One of the first and most critical decisions when purchasing spray equipment is selecting a vendor. It’s important to work with a company you trust. Select a vendor that has been around for awhile, that has all the equipment your company needs. Too many companies spread their purchases around shopping for the lowest price. It’s better to focus purchases with one company that will be there for you when you have a problem. When spray equipment breaks down, the few dollars saved by shopping around for the lowest price up front will seem insignificant. Here are criteria to use when selecting a vendor:

  • Reliability. Have they been around, and will they be around?
  • Expertise. Are they experts in the field? Do they have expertise with the equipment they sell, or is it just an 800 number with a $10-an-hour telephone rep on the other end?
  • Inventory. Remember, spray equipment wears out, so be sure they sold you the widget for $10 less, but do they have the replacement parts, repair kits, etc., needed to service the equipment once it has been used vigorously for a year?
  • Good fit. Companies consist of people. Does the vendor fit with your company? Do you they listen to your concerns? Do they make recommendations? Do they want to help? If you’re not comfortable dealing with them, find someone else.
  • Does the vendor sell you what they have on the shelf, or do they listen to understand what you need and provide that?
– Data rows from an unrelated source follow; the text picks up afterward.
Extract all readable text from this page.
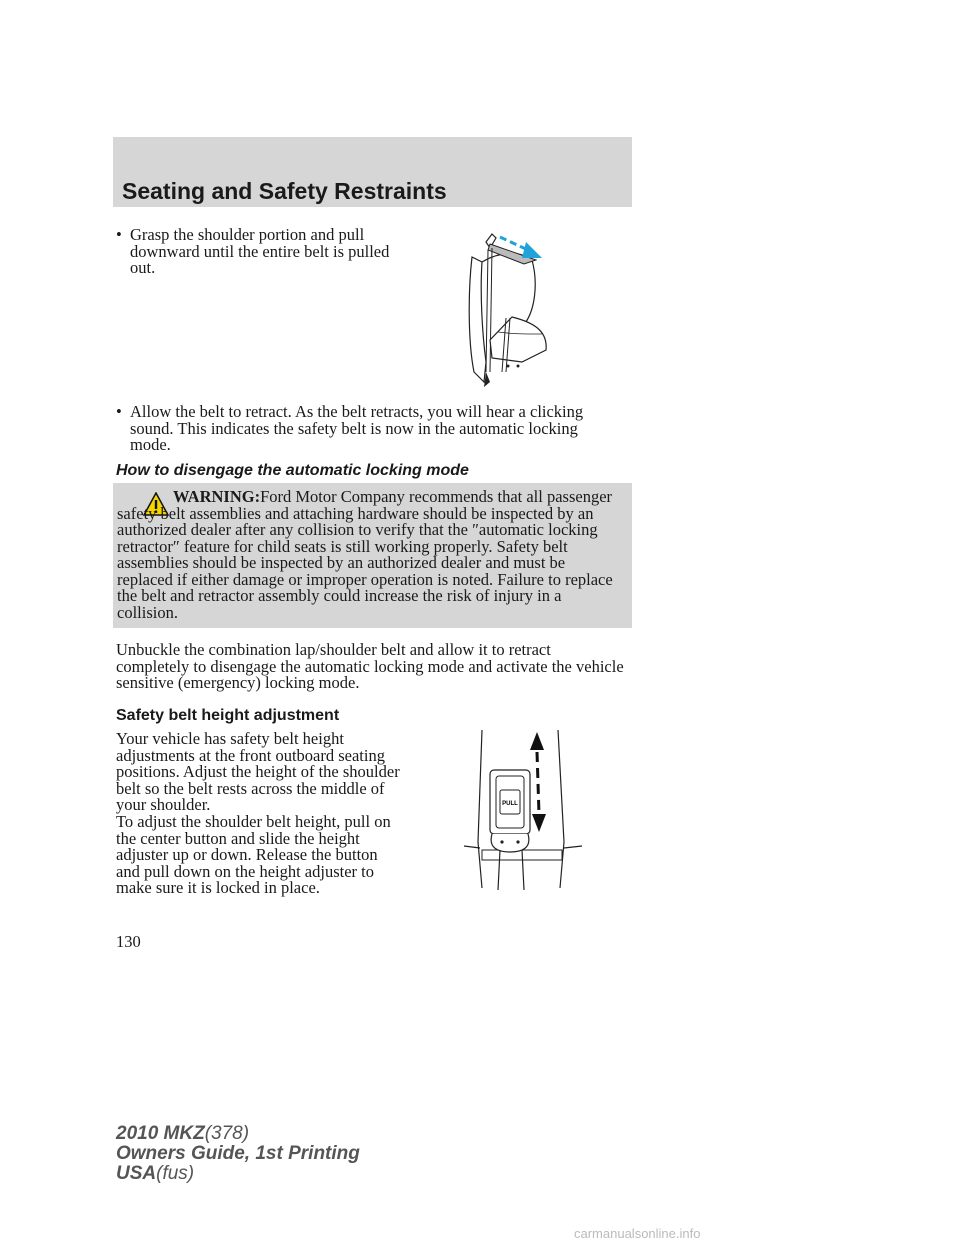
Seating and Safety Restraints
• Grasp the shoulder portion and pull downward until the entire belt is pulled out.
• Allow the belt to retract. As the belt retracts, you will hear a clicking sound. This indicates the safety belt is now in the automatic locking mode.
How to disengage the automatic locking mode
WARNING:Ford Motor Company recommends that all passenger safety belt assemblies and attaching hardware should be inspected by an authorized dealer after any collision to verify that the ″automatic locking retractor″ feature for child seats is still working properly. Safety belt assemblies should be inspected by an authorized dealer and must be replaced if either damage or improper operation is noted. Failure to replace the belt and retractor assembly could increase the risk of injury in a collision.
Unbuckle the combination lap/shoulder belt and allow it to retract completely to disengage the automatic locking mode and activate the vehicle sensitive (emergency) locking mode.
Safety belt height adjustment
Your vehicle has safety belt height adjustments at the front outboard seating positions. Adjust the height of the shoulder belt so the belt rests across the middle of your shoulder.
To adjust the shoulder belt height, pull on the center button and slide the height adjuster up or down. Release the button and pull down on the height adjuster to make sure it is locked in place.
PULL
130
2010 MKZ(378)
Owners Guide, 1st Printing
USA(fus)
carmanualsonline.info
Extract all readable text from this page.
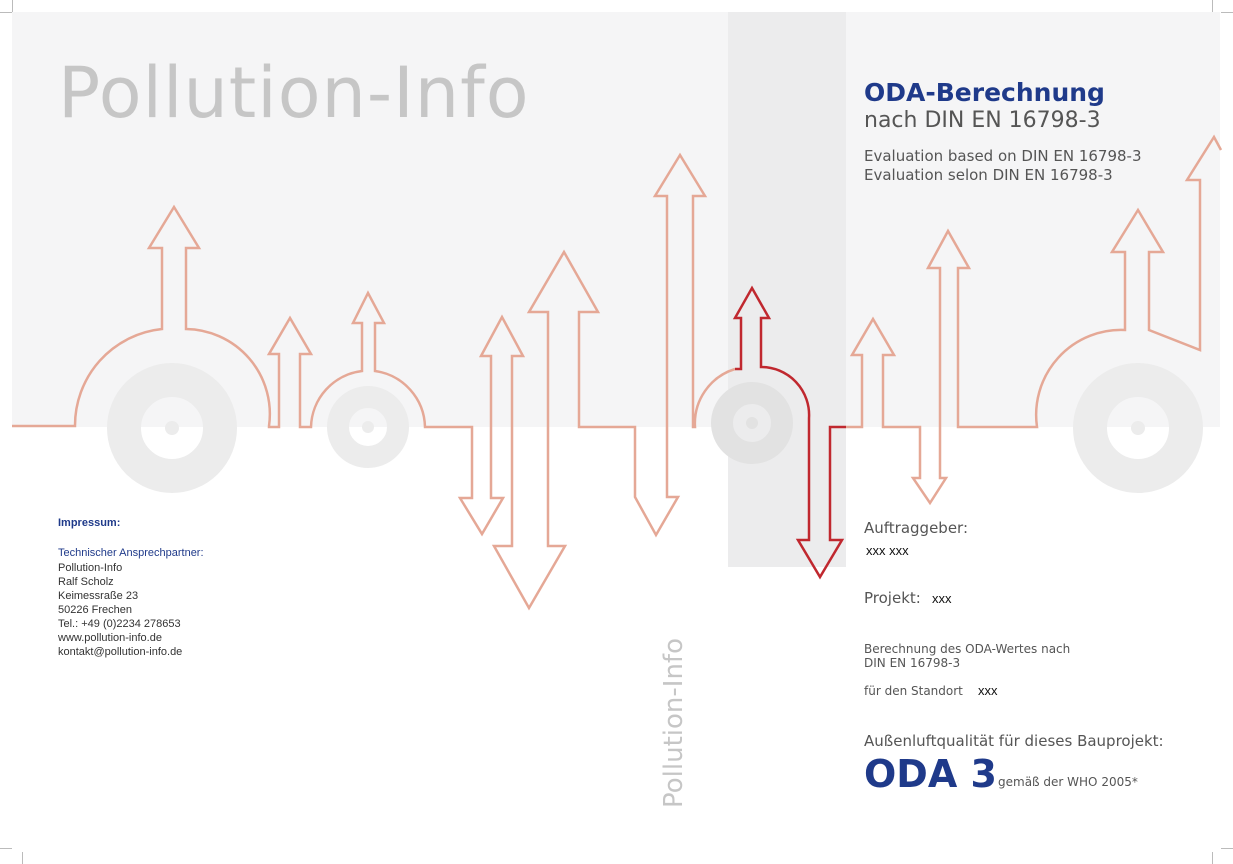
Pollution-Info
Pollution-Info
ODA-Berechnung
nach DIN EN 16798-3
Evaluation based on DIN EN 16798-3
Evaluation selon DIN EN 16798-3
Auftraggeber:
xxx xxx
Projekt: xxx
Berechnung des ODA-Wertes nach
DIN EN 16798-3
für den Standort xxx
Außenluftqualität für dieses Bauprojekt:
ODA 3 gemäß der WHO 2005*
Impressum:
Technischer Ansprechpartner:
Pollution-Info
Ralf Scholz
Keimessraße 23
50226 Frechen
Tel.: +49 (0)2234 278653
www.pollution-info.de
kontakt@pollution-info.de
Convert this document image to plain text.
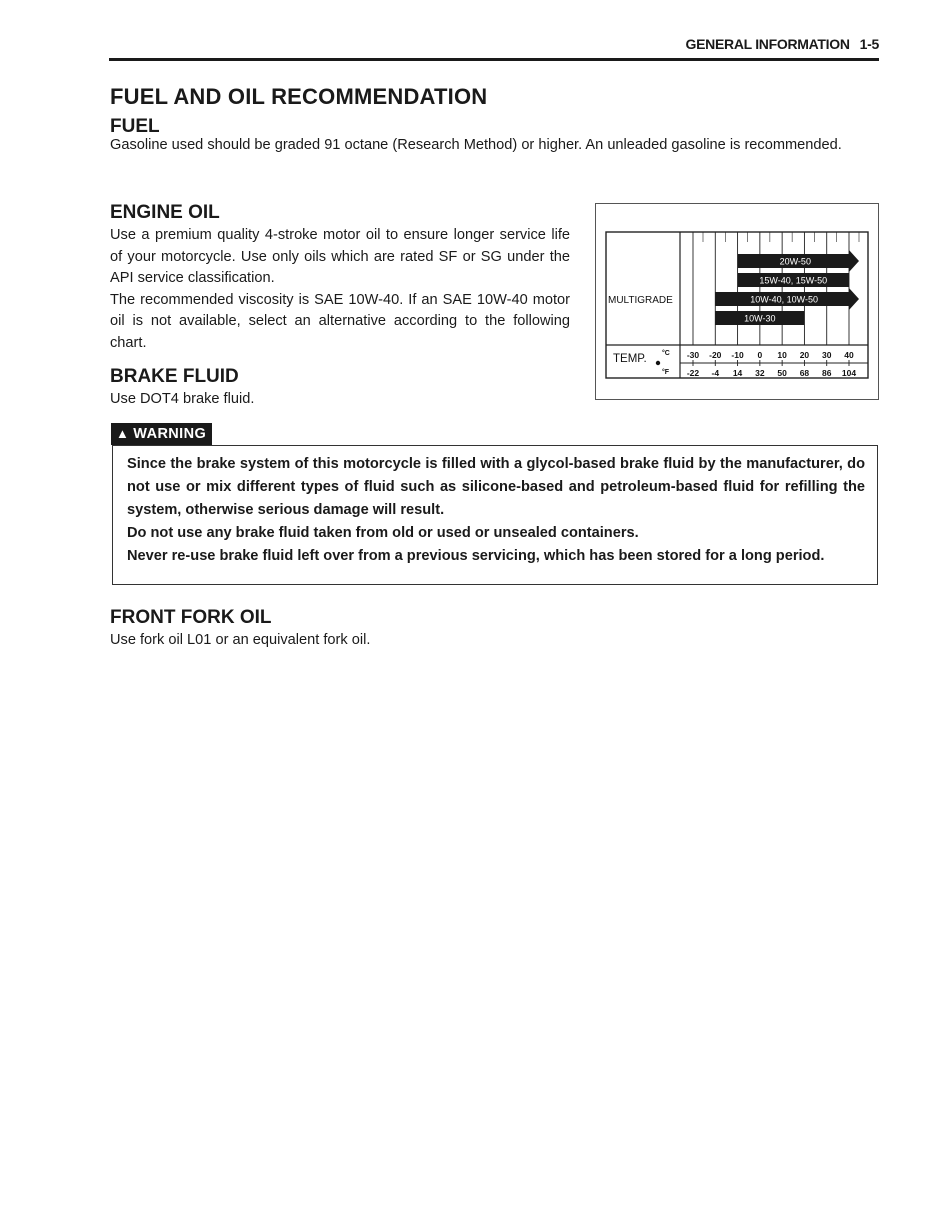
GENERAL INFORMATION 1-5
FUEL AND OIL RECOMMENDATION
FUEL

Gasoline used should be graded 91 octane (Research Method) or higher. An unleaded gasoline is recommended.

ENGINE OIL
Use a premium quality 4-stroke motor oil to ensure longer service life of your motorcycle. Use only oils which are rated SF or SG under the API service classification.
The recommended viscosity is SAE 10W-40. If an SAE 10W-40 motor oil is not available, select an alternative according to the following chart.
20W-50
15W-40, 15W-50
10W-40, 10W-50
10W-30
-30 -20 -10 0 10 20 30 40
-22 -4 14 32 50 68 86 104
MULTIGRADE
TEMP. °C
°F
BRAKE FLUID

Use DOT4 brake fluid.

▲ WARNING
Since the brake system of this motorcycle is filled with a glycol-based brake fluid by the manufacturer, do not use or mix different types of fluid such as silicone-based and petroleum-based fluid for refilling the system, otherwise serious damage will result.
Do not use any brake fluid taken from old or used or unsealed containers.
Never re-use brake fluid left over from a previous servicing, which has been stored for a long period.
FRONT FORK OIL

Use fork oil L01 or an equivalent fork oil.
Additional principles to consider when buying spray equipment:

  • Quality. Buy quality stuff and take care of it. It is much cheaper in the long run.
  • Replacement parts. Always buy equipment for which replacement parts, repair kits, etc., are readily available. There’s nothing worse than having a piece of equipment down and a technician waiting for a $5 part.
  • Standardize your equipment. This is one of the most important things a company can do to create a rational spray equipment program.

Here are additional considerations when selecting and designing your spray equipment:

Ease of use. The sprayer must be easy for spray technicians to use. Key components must be easily accessible so the tech can reach them easily. The sprayer must be easy to operate. If controls are too complex, there will be problems that cost the company money. Example: a large state agency purchased a computerized right-of-way sprayer to spray weeds along the highway. The controls were so complicated, the agency couldn’t find techs who could operate the equipment.

Ease of maintenance. All sprayers require maintenance. Many companies and techs don’t maintain equipment regularly. If maintenance is difficult, the odds of it getting done decline significantly.

If components are difficult to service, maintenance will take much longer, which means more downtime and higher costs. Example: A power spray rig was designed so the spray rig had to be removed from the vehicle and the hose reel unbolted from the rig to change the hose reel swivels. This is standard annual maintenance that should take 10 minutes or less. On this sprayer, it took two hours. Think about these questions:

  • What maintenance will be required on this equipment?
  • How easy will it be to perform maintenance?
  • Is it easy to change the engine oil?
  • Is it easy to remove the pump for service?
  • Is it easy to access the hose reel swivel for maintenance?
  • What other maintenance will be required and how easy will it be to do?

It’s much easier, faster and cheaper to think about these questions before the sprayer requires maintenance.